Photon Production by Chiral Magnetic Effect in the Early Stage of High-Energy Nuclear Collisions

TL;DR

This study investigates photon production via the chiral magnetic effect during the early stages of high-energy nuclear collisions, modeling the process with a dynamic glasma and analyzing the resulting photon spectrum and elliptic flow.

Contribution

It introduces an event-by-event model of photon production from the chiral magnetic effect in the early collision stage using a 2+1D glasma framework.

Findings

Chiral magnetic effect has a minor impact on photon spectrum.

Photons can exhibit significant elliptic flow from this mechanism.

The model aligns with some experimental observations.

Abstract

We present an event-by-event study of photons produced by the chiral magnetic effect in the early stage of high-energy nuclear collisions.
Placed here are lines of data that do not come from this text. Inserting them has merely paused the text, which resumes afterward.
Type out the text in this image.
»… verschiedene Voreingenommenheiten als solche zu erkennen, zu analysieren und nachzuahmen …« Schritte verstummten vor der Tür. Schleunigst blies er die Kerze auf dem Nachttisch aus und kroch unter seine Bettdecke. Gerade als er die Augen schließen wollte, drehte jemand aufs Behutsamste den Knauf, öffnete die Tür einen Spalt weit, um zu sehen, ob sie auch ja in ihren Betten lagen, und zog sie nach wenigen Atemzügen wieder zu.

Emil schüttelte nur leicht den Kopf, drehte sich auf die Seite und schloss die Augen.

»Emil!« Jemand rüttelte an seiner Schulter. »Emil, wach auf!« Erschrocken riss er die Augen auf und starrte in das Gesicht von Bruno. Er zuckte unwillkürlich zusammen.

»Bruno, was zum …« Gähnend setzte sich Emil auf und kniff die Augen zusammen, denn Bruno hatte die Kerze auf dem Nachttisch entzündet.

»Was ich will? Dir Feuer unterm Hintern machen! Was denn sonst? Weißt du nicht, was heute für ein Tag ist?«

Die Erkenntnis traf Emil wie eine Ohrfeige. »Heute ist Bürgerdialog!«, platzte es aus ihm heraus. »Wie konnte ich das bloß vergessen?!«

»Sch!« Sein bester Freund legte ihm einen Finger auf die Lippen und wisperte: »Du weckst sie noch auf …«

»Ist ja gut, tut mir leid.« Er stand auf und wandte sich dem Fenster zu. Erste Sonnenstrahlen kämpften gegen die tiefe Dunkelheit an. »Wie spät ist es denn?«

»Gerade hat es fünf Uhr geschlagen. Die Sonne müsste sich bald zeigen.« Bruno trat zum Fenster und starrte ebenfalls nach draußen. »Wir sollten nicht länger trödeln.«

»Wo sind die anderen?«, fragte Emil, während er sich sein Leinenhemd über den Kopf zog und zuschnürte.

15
We model the early stage with an evolving, 2+1 dimensional, glasma, initialized via the McLerran-Venugopalan model. The photons are produced from the interplay of the chiral anomaly of quantum chromodynamics and the strong magnetic fields generated by the colliding nuclei. In particular, we focus on the spectrum and the elliptic flow of the produced photons. We find that the chiral magnetic effect has a minor impact on the photon spectrum compared to other production mechanisms as well as to experimental data. However, the photons produced by the present early stage mechanism can exhibit a significant elliptic flow.